Entrepreneur 2026: Can you run meal and culture benefits without Smartum or ePassi?
What the benefit providers actually charge
Many small business owners assume the only way to give themselves a meal or culture benefit is through Smartum, ePassi or Edenred. The numbers are worth seeing from both sides:
- Smartum employer pricing: 5.5% commission on prepaid orders or 7.9% on credit, plus €1.80/user/month and €5/invoice (smartum.fi/customer-pricing)
- ePassi merchant pricing: 3.5% from restaurants on lunch, 5% from gyms and culture venues, plus €2.50/month location fee (epassi.fi/merchants)
The 3.5% taken from the restaurant ends up in the price the customer pays, and the 5.5% taken from the employer eats €22 per year in pure commission out of a €400 sport benefit. Add user and location fees on top.
The €400 sport benefit can run without them — the Tax Administration allows three routes
According to Vero.fi's detailed guidance, the voluntary sport and culture benefit (up to €400/year/employee) is tax-free when the employer:
- Signs a direct contract with the gym, swimming hall or culture venue and pays its invoice
- Uses a targeted payment instrument (Smartum/ePassi/Edenred)
- Pays the provider or intermediary directly — e.g. on the company card, with the employee identifiable on the receipt
The crucial rule: money must flow from employer to provider. The benefit is always provided by the employer — never a receipt the employee paid out of pocket and the company reimburses afterwards. That route turns the whole thing into taxable wages.
Three steps to a sport or culture benefit without a token vendor
- Set up invoicing with a gym or cinema — many accept business clients without going through a benefit platform
- Pay the invoice from the company account and book it under Personnel costs – tax-free benefits
- Track the €400/year cap per employee — anything above is taxable wages
Example: a €50/month gym contract directly with the venue = €600/year. The first €400 is tax-free; the remaining €200 is a taxable benefit on payroll. Through Smartum the same €600 would cost the company roughly €33 in commission on top, plus user fees.
The meal benefit is stricter — a loose receipt won't qualify
This is where many entrepreneurs miscalculate. The meal benefit (ravintoetu) cannot be a meal the employee paid for themselves and the employer reimbursed against a receipt.
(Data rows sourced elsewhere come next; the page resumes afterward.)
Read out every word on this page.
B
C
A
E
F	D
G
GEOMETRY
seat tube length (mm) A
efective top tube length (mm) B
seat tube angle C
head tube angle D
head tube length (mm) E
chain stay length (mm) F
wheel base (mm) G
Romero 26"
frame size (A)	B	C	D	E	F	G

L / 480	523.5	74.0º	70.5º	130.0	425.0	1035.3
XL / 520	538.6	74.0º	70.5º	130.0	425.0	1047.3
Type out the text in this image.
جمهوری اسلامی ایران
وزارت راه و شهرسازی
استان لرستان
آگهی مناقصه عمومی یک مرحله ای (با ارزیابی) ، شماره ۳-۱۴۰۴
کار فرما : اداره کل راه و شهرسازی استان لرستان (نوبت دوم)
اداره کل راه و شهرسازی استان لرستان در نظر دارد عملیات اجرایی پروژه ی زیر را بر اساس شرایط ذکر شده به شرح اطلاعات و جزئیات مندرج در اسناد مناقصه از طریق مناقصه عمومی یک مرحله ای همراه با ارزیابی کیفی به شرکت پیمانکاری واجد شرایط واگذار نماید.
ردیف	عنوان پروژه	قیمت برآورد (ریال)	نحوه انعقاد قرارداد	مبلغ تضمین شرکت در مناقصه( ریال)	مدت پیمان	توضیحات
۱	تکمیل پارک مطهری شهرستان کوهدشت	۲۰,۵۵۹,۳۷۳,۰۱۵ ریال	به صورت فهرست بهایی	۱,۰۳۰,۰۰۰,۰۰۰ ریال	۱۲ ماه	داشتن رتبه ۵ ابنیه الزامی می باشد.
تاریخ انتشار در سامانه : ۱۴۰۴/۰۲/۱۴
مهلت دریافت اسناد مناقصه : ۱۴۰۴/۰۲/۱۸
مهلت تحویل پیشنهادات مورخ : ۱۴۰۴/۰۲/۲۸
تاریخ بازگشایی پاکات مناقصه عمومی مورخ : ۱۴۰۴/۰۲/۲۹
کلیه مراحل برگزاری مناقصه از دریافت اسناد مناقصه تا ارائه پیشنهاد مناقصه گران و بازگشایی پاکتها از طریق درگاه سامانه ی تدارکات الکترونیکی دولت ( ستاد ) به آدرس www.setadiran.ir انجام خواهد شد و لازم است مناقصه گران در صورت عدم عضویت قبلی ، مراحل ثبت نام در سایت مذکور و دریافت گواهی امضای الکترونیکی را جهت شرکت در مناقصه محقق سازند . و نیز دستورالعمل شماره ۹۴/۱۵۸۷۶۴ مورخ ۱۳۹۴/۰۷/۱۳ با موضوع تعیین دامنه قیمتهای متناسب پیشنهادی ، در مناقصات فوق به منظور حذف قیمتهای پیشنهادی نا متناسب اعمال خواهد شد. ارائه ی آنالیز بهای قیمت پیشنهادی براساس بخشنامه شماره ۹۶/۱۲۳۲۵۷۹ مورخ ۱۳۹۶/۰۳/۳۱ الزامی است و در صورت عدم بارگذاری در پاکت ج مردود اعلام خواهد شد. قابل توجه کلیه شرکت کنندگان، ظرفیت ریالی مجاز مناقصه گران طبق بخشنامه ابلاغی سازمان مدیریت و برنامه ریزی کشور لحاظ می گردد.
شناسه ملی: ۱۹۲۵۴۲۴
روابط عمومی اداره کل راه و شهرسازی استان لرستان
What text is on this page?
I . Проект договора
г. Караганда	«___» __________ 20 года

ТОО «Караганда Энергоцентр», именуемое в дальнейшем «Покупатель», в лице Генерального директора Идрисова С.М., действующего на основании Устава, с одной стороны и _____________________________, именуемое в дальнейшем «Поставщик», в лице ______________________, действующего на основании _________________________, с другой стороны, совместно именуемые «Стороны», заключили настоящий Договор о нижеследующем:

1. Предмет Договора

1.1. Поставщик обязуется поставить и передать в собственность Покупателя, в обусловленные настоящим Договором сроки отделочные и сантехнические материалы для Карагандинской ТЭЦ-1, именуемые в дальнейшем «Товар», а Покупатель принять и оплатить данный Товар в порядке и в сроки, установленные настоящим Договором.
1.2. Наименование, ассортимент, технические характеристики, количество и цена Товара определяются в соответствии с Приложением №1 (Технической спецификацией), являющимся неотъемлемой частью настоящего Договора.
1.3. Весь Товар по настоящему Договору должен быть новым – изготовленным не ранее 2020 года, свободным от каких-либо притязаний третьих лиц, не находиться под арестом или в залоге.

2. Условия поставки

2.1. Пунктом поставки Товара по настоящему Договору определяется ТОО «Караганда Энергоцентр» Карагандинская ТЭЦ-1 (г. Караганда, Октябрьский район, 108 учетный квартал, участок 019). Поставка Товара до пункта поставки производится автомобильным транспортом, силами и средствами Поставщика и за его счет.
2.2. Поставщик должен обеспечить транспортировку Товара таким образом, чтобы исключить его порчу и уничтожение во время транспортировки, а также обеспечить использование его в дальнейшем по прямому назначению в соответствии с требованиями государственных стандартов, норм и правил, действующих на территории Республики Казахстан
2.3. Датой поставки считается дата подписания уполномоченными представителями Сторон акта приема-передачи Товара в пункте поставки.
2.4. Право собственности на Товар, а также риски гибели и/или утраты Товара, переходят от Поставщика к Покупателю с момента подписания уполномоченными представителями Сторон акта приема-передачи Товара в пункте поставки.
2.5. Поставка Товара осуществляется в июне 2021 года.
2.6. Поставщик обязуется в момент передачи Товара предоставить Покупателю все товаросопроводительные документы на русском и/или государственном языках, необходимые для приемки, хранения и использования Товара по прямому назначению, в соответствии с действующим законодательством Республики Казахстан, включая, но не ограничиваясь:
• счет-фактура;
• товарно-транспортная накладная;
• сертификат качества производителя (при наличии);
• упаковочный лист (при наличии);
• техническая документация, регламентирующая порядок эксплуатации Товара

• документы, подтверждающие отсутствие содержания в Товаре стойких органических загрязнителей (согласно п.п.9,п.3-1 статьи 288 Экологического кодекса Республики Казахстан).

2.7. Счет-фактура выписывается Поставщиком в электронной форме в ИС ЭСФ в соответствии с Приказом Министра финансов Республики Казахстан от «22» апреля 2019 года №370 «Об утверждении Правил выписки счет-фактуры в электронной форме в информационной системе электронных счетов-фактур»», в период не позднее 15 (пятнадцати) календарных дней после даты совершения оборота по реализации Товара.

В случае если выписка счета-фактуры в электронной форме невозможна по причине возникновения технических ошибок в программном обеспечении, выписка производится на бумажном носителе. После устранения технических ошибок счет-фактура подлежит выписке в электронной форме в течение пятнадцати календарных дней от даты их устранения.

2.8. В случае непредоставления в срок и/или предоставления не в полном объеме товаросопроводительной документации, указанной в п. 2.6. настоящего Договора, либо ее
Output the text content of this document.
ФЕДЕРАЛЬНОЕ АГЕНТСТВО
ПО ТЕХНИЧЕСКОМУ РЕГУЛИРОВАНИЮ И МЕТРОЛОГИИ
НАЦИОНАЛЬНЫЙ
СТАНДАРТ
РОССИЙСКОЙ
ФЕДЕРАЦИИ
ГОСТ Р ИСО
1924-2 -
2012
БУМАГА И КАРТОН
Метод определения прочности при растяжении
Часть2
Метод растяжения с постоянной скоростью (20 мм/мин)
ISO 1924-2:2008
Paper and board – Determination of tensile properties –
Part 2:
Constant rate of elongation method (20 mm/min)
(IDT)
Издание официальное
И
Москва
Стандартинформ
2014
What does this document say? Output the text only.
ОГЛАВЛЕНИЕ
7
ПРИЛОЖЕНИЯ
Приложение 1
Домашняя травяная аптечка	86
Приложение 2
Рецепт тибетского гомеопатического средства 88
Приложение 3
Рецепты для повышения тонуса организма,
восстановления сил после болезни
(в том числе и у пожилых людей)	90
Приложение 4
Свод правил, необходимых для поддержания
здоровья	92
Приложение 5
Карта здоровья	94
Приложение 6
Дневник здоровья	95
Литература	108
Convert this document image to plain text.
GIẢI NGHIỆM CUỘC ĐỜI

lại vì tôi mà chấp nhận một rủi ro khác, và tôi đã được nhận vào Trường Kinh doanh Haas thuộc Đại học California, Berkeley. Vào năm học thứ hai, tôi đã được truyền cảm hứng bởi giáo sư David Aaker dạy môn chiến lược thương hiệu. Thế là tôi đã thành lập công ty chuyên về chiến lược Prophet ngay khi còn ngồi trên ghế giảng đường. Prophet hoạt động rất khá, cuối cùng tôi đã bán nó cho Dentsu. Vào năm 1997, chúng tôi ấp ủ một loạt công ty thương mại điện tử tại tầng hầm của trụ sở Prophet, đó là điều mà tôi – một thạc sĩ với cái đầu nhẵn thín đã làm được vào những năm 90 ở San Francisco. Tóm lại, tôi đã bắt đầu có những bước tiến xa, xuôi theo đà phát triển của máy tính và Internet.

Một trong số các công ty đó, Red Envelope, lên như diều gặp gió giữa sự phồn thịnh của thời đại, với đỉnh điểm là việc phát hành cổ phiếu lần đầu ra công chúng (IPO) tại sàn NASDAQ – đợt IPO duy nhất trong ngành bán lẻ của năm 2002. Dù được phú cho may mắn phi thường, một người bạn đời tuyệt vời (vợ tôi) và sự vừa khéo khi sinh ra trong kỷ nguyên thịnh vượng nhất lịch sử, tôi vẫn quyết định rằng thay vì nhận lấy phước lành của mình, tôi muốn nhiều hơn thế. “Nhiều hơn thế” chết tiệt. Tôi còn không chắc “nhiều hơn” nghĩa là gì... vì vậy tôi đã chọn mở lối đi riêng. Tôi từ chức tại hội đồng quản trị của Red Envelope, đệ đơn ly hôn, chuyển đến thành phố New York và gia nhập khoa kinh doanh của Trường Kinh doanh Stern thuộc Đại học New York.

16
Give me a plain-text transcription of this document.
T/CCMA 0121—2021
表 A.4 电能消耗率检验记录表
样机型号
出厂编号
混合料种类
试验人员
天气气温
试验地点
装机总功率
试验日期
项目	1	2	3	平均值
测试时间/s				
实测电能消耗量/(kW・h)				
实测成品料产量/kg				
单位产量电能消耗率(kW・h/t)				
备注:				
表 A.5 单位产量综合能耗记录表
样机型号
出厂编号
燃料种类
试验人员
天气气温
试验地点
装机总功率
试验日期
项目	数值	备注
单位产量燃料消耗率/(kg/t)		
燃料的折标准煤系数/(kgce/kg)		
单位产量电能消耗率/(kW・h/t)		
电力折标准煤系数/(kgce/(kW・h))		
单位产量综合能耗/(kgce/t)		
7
For 2026 the Tax Administration only accepts two routes:
- Contract catering: the employer signs an agreement directly with a restaurant for workplace meals. The restaurant invoices the employer monthly for actual meals served
- Targeted payment instrument: a Smartum, ePassi or Edenred balance the employer loads for the employee
The 2026 taxable value of the meal benefit is €8.80–14.00 per meal, with 75% of the net value added to the payroll slip. If you want a meal benefit without a benefit platform, the route is finding a local restaurant willing to do monthly invoicing. For most small businesses that is impractical — which is exactly why providers like Smartum hold such a strong market position on the meal-benefit side.
Sole proprietors cannot give these benefits to themselves
A sole proprietor (toiminimi) does not pay themselves a salary; they take owner's draws. Per the Tax Administration, in-kind benefits — meal benefit included — are reserved for employees who receive wages. So no sport, culture or meal benefit for yourself on a toiminimi. If, on the other hand, you own a limited company and pay yourself wages, you can give yourself both benefits as the company's only employee.
Working out the numbers for your own setup
The sport and culture benefit is one of the most measurably efficient tax-free perks available: a €400 benefit costs the employer the benefit itself, with no employer contributions on top. Worth checking which of your benefits are going unused — that is usually where the first saving lives.